From: Kenneth Whistler (
Date: Wed Jul 25 2007 - 15:11:16 CDT

    Philippe Verdy wrote:

    > The line breaking opportunities does not seem to handle some special cases
    > related to undesirable line breaks that are currently allowed.
    > This comes for example with parentheses, that currently always allow line
    > breaks after or before them and text they surround.

    That's not how I read UAX #14. I could be wrong, of course, but
    reading the Example Pair Table, it seems clear that the table
    specifies that such junctures are *indirect* line break opportunities,
    but then that is the same treatment you get for any pair
    of alphabetic characters in sequence, also.

    And in particular, the relevant rules are:

    LB28 Do not break between alphabetics.

      AL AL
    LB30 Do not break between letters, numbers, or ordinary symbols and
    opening or closing punctuation.

      (AL | NU) OP
      CL (AL | NU)
    Those rules seem *already* to be doing exactly what you seem to
    be asking for.

    Skipping over a fascinating excursion into French topynymy...

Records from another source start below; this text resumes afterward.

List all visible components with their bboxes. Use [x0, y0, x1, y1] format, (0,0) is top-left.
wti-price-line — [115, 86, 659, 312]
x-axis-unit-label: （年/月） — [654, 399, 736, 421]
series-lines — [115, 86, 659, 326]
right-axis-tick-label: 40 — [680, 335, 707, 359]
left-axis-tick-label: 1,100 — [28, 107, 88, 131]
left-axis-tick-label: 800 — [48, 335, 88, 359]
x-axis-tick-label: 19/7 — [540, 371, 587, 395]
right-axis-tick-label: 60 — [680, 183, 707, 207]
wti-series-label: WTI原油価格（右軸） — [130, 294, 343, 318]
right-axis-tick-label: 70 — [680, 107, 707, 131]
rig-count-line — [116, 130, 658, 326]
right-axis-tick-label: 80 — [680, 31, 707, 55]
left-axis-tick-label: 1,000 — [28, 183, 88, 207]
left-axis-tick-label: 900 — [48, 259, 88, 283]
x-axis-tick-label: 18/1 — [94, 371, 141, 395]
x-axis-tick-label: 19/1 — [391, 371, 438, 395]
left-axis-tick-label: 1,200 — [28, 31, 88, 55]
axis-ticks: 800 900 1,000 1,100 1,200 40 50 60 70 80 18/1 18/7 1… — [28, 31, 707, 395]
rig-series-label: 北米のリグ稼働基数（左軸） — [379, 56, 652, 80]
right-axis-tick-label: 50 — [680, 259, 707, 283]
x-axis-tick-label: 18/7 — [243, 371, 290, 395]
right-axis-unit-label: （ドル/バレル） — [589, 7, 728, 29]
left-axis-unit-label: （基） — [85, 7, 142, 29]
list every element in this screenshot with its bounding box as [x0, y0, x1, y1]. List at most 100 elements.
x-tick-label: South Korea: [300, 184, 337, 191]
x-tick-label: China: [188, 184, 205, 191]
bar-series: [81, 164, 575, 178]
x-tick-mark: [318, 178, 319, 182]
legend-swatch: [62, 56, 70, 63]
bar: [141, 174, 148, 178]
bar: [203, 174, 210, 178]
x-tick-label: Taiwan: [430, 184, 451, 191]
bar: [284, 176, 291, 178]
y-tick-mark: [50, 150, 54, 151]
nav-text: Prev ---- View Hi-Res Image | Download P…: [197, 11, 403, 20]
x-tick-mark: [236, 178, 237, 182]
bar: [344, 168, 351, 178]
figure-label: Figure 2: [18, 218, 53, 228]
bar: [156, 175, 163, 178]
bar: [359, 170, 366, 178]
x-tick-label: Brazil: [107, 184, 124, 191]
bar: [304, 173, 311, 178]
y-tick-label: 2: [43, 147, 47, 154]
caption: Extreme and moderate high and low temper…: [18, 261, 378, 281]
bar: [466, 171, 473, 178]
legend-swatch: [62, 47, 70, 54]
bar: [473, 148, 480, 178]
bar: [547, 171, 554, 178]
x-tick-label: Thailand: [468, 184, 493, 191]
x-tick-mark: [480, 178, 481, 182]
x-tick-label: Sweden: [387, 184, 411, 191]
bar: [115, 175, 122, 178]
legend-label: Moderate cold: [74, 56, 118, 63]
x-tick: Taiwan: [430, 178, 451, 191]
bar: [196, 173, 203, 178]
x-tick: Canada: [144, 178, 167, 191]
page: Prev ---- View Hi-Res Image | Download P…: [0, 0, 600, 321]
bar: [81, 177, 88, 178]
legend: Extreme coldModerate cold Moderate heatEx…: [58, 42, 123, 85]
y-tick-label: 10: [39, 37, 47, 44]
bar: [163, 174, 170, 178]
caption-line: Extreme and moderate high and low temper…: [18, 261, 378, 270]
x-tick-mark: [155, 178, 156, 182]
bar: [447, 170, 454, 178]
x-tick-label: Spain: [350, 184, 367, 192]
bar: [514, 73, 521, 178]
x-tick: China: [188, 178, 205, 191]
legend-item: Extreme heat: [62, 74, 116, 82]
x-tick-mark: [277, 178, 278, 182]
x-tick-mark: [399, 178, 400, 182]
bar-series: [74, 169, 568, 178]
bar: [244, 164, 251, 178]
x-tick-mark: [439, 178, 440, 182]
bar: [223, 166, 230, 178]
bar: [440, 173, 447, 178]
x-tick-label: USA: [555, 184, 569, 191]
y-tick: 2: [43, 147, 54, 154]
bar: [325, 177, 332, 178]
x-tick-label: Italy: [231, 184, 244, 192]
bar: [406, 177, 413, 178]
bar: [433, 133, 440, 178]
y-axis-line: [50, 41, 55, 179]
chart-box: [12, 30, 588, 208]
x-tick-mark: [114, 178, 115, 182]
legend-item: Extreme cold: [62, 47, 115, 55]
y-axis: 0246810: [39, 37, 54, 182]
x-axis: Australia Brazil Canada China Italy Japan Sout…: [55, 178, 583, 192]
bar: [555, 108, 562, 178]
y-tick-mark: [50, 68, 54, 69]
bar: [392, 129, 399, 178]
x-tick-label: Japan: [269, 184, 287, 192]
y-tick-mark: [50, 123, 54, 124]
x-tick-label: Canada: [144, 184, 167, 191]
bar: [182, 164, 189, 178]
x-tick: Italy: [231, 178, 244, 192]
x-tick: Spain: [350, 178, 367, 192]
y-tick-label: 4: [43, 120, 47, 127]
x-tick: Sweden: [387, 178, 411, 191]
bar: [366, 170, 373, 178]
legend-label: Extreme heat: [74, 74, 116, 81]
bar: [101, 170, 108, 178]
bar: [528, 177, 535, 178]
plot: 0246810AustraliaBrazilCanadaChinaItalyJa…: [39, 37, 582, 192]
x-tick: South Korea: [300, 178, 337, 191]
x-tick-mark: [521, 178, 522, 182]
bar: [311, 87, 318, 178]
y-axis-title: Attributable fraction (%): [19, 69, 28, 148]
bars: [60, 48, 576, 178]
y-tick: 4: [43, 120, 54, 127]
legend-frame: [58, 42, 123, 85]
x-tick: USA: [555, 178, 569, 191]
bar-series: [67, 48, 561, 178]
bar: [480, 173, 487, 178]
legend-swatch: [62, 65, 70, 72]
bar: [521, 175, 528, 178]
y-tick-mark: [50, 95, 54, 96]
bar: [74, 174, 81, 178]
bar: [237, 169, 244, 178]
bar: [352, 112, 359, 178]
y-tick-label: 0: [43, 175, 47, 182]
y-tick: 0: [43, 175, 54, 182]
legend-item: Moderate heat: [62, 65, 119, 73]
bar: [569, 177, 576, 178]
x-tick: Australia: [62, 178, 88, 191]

    > I can give another more common example where such linebreaks are
    > undesirable:
    > "un (ou plusieurs) mot(s)"
    > Note how the "s" plural mark in "mots" is marked as an alternative; it is
    > not separable from the word it normally completes. inserting a linebreak
    > between "mot" and "(s)" would be wrong.

    And UAX #14 does not suggest that one do so. See LB30 cited above.

    > I propose disallowing line breaks around ***BOTH*** sides of:
    > * (parentheses), or parenthese-like characters like
    > * [square brackets],

    etc., etc.

    This is already handled correctly in UAX #14.